Gao Jue, son of China's current commerce minister, was hired by the bank, despite having been described as "immature, irresponsible and unreliable" by senior bankers, the newspaper said, citing internal bank emails and people familiar with the matter.
When Gao faced a layoff, China's current commerce minister Gao Hucheng said he would be willing to "go extra miles" for the bank if it kept him on, the WSJ revealed, citing a bank executive's email account of a dinner with the minister.
Internal bank emails also reportedly reveal that JPMorgan's decision to hire Gao was supported by senior executives at the bank.
Gao's name has not previously been reported in connection with the hiring probe, which JPMorgan disclosed in a 2013 regulatory filing.
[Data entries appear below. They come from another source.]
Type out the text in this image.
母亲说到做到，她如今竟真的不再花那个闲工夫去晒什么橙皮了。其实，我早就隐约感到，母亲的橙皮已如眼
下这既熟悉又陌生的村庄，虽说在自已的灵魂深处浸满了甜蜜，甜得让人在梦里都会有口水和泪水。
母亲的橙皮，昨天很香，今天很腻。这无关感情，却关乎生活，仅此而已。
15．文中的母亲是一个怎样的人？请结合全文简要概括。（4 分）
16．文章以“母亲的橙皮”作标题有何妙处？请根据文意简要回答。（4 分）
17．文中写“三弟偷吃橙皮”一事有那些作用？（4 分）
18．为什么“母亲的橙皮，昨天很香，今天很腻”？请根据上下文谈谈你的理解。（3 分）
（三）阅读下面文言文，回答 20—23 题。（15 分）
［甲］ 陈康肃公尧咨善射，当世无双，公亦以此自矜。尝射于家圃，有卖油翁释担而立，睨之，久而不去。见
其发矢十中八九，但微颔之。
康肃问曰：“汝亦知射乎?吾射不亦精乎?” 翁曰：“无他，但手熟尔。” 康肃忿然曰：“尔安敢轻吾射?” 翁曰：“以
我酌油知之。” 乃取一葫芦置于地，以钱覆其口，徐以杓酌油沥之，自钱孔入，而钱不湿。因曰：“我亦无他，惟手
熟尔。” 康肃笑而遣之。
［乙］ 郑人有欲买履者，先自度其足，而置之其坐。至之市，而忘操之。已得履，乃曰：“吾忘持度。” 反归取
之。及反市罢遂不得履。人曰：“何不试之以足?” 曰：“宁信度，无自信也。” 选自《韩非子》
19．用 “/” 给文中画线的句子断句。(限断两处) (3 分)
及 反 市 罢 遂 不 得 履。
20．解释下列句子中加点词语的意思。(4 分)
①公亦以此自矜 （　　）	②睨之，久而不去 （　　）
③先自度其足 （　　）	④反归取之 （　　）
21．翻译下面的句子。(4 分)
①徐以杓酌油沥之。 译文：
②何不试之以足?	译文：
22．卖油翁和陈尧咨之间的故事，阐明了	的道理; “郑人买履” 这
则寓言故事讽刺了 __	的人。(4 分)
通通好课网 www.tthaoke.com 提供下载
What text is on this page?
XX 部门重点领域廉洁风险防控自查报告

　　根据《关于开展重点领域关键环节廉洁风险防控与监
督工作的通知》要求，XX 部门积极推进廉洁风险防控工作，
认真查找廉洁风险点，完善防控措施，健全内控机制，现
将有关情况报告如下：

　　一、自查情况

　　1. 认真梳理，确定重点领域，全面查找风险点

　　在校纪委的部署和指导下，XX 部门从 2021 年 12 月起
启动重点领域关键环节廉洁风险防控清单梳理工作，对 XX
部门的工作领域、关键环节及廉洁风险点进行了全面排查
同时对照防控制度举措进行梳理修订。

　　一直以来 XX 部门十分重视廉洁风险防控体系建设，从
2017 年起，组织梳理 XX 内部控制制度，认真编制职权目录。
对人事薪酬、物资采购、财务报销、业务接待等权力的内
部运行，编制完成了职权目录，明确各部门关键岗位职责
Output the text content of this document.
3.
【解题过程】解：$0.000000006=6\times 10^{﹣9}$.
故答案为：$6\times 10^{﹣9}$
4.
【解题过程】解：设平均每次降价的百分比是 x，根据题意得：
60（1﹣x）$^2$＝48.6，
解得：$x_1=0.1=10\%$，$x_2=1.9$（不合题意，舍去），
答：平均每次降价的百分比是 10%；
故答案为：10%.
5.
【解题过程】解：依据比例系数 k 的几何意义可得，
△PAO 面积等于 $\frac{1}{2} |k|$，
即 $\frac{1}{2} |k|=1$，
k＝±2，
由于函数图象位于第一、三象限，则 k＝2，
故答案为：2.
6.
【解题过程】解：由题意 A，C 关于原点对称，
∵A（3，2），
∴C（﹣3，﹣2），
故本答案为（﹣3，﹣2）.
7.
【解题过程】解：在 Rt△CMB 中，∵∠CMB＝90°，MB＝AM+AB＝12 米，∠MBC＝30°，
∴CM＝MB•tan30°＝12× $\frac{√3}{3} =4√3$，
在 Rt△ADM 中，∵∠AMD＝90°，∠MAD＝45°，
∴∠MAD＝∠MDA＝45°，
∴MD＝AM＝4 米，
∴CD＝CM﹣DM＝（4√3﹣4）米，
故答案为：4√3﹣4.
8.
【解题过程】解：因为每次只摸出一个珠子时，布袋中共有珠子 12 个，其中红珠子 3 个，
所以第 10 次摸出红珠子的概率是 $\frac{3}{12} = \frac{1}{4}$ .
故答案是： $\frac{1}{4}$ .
Regulators' inquiries into JPMorgan and other banks are centred on the US Foreign Corrupt Practices Act (FCPA), under which companies are not allowed to seek improper advantage with firms abroad with gifts of "anything of value".
Federal prosecutors view Gao's hiring as a potential violation of the FCPA because of indications of some sort of "quid pro quo" involving his influential father, while the bankers saw the son as ill-qualified, the people briefed on the investigation told the newspaper.
Gao is currently working with the Goldman Sachs Group.
The US Justice Department and the Securities and Exchange Commission are expected to reach a settlement with JPMorgan related to the US anti-bribery law. The settlement may involve a fine and warrant an overhaul of the bank's hiring practices, according to WSJ.